Definition and Overview

Also referred to as Burch urethropexy or bladder neck suspension surgery, urethropexy is a surgical procedure that involves repositioning the bladder to treat stress incontinence.

The goal of the procedure is to provide more support to the urethra, the tube that drains urine from the bladder and the bladder neck, the point where the bladder and urethra meet, by suturing parts of the tissues of the vagina and attaching them to the pubic bone.

Who Should Undergo and Expected Results

The surgery is performed on patients who have been diagnosed with stress incontinence, or the loss of voluntary control of the bladder due to a weak or poor support of the pelvic floor or muscles.

Stress incontinence, which normally happens among women, can be caused by medications, childbirth, and previous surgery in the pelvis, which can weaken the supporting muscles. In some cases, it can be triggered by certain activities, such as lifting heavy objects and exercising that result in added abdominal pressure.

Urethropexy isn’t often the first course of treatment for stress incontinence. Before it is even considered, doctors recommend non-surgical methods including Kegel exercises that can help strengthen the pelvic floor, biofeedback, and physical therapy. The urologist or gynaecologist may also encourage changes in behavior or lifestyle like smoking cessation, weight loss, and intake of a high-fiber diet that can prevent or reduce the triggers of stress incontinence.

The bladder neck suspension surgery becomes necessary if none of these non-surgical treatments work or if the condition is considered severe.

The procedure has a success rate of more than 80 percent, which means that in the majority of cases, the stress incontinence is completely prevented and does not recur. However, other patients may experience small amounts of leakage especially if the condition is severe.

How Does the Procedure Work?

Bladder neck suspension surgery can be performed using either open traditional technique or minimally invasive method.

Although both surgeries are done on the abdominal walls, they differ in terms of the number of incisions. In open surgery, only one long incision is needed while the surgeon makes three to four small ones in laparoscopic followed by an insertion of a laparoscope that comes with a camera so the surgeon can see the insides clearly. Either way, the bladder neck and the urethra are accessed, sutured with the vaginal tissue, and then all are connected to the pubic bone.

If more support is necessary, the surgeon may create a sling using an autologous or donated fascia or a synthetic graft material.

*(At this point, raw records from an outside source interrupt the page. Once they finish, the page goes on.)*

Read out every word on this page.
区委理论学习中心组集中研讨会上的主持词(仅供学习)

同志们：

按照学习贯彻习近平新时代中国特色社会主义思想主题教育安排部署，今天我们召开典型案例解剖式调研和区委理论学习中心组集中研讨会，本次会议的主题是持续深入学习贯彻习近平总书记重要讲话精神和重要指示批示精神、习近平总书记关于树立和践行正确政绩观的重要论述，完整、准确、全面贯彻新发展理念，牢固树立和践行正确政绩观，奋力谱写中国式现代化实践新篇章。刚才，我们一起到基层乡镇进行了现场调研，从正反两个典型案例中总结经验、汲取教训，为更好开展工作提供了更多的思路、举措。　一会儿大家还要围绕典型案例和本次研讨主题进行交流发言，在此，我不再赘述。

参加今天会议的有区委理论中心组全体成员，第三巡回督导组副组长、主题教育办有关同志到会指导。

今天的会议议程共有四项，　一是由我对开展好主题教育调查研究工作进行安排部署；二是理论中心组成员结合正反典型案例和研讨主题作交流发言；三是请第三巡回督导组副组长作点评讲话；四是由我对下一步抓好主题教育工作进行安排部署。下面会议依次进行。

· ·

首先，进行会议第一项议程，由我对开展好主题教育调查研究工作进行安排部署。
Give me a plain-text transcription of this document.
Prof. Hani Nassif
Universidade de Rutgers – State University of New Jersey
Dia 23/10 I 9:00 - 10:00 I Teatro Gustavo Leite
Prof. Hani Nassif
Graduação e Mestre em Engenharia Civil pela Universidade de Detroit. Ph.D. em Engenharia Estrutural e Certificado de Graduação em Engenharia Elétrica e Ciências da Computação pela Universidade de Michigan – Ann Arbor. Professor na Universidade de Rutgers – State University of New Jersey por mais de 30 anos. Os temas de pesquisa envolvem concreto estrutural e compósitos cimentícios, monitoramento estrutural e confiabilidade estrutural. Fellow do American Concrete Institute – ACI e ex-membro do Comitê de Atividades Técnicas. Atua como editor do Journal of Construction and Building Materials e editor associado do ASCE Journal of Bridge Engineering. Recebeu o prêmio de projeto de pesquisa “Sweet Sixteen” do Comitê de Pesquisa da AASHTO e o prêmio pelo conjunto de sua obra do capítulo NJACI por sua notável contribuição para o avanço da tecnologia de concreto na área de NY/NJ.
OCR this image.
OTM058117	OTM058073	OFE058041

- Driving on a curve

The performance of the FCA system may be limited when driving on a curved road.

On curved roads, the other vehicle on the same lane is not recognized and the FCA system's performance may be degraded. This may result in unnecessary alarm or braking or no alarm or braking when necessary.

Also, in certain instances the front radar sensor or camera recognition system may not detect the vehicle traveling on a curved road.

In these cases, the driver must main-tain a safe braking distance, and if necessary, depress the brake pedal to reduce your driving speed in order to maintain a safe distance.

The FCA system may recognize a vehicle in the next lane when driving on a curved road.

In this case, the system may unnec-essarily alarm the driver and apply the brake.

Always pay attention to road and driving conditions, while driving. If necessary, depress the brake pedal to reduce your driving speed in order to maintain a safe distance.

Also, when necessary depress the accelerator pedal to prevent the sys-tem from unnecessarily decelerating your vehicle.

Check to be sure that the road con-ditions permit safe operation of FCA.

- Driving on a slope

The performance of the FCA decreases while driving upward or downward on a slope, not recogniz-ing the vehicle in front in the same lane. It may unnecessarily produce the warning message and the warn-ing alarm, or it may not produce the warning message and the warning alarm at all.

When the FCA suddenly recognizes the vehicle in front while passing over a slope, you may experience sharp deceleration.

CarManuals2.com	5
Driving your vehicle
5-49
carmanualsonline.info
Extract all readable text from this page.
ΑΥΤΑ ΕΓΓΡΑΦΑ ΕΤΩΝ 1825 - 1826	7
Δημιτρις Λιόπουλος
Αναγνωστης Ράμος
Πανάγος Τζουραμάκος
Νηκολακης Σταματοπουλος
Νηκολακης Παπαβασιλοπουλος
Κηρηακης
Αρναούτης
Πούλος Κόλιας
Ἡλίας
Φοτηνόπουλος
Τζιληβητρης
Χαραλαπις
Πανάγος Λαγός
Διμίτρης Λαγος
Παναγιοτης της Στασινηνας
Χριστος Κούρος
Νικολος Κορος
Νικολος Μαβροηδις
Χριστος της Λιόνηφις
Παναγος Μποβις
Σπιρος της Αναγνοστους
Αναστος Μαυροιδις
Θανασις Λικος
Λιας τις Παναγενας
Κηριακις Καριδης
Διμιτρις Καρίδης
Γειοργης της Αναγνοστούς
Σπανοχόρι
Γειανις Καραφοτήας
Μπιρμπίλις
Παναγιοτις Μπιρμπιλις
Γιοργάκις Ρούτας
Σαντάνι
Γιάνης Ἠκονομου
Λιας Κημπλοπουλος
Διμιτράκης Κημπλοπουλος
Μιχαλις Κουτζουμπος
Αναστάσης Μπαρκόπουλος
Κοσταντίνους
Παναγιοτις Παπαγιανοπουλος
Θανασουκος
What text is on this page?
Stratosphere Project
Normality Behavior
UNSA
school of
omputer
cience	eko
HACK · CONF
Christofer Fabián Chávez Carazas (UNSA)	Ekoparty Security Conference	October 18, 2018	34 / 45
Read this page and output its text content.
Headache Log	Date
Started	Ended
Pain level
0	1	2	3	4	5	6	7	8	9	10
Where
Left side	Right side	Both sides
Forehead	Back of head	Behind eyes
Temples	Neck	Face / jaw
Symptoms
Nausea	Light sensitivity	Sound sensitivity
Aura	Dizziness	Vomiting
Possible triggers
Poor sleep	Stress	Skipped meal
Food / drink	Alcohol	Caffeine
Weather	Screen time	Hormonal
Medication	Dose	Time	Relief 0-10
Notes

The surgery lasts for at least an hour while the patient is under general anaesthesia. Before the incisions are closed, a catheter may be inserted through the abdomen to help drain urine during and after the procedure. The catheter is removed within a few days or when the operated area has already healed.

Possible Risks and Complications

Some of the common risks and complications associated with bladder neck suspension surgery are bleeding, an infection that may lead to sepsis, and formation of blood clots, which can be life-threatening if they are dislodged and travel to other parts of the body like the lungs (embolism).

In some cases, the patient may develop a fistula or when the vagina is attached to its skin, and irritable bladder, which creates the urge to urinate more frequently. It’s also possible that the surgery and catheterisation can injure other organs and parts of the bladder and the urethra.

References:

  • BURCH JC. Urethrovaginal fixation to Cooper's ligament for correction of stress incontinence, cystocele, and prolapse. Am J Obstet Gynecol. 1961 Feb. 81:281-90.

  • Amaye-Obu FA, Drutz HP. Surgical management of recurrent stress urinary incontinence: A 12-year experience. Am J Obstet Gynecol. 1999 Dec. 181(6):1296-307; discussion 1307-9.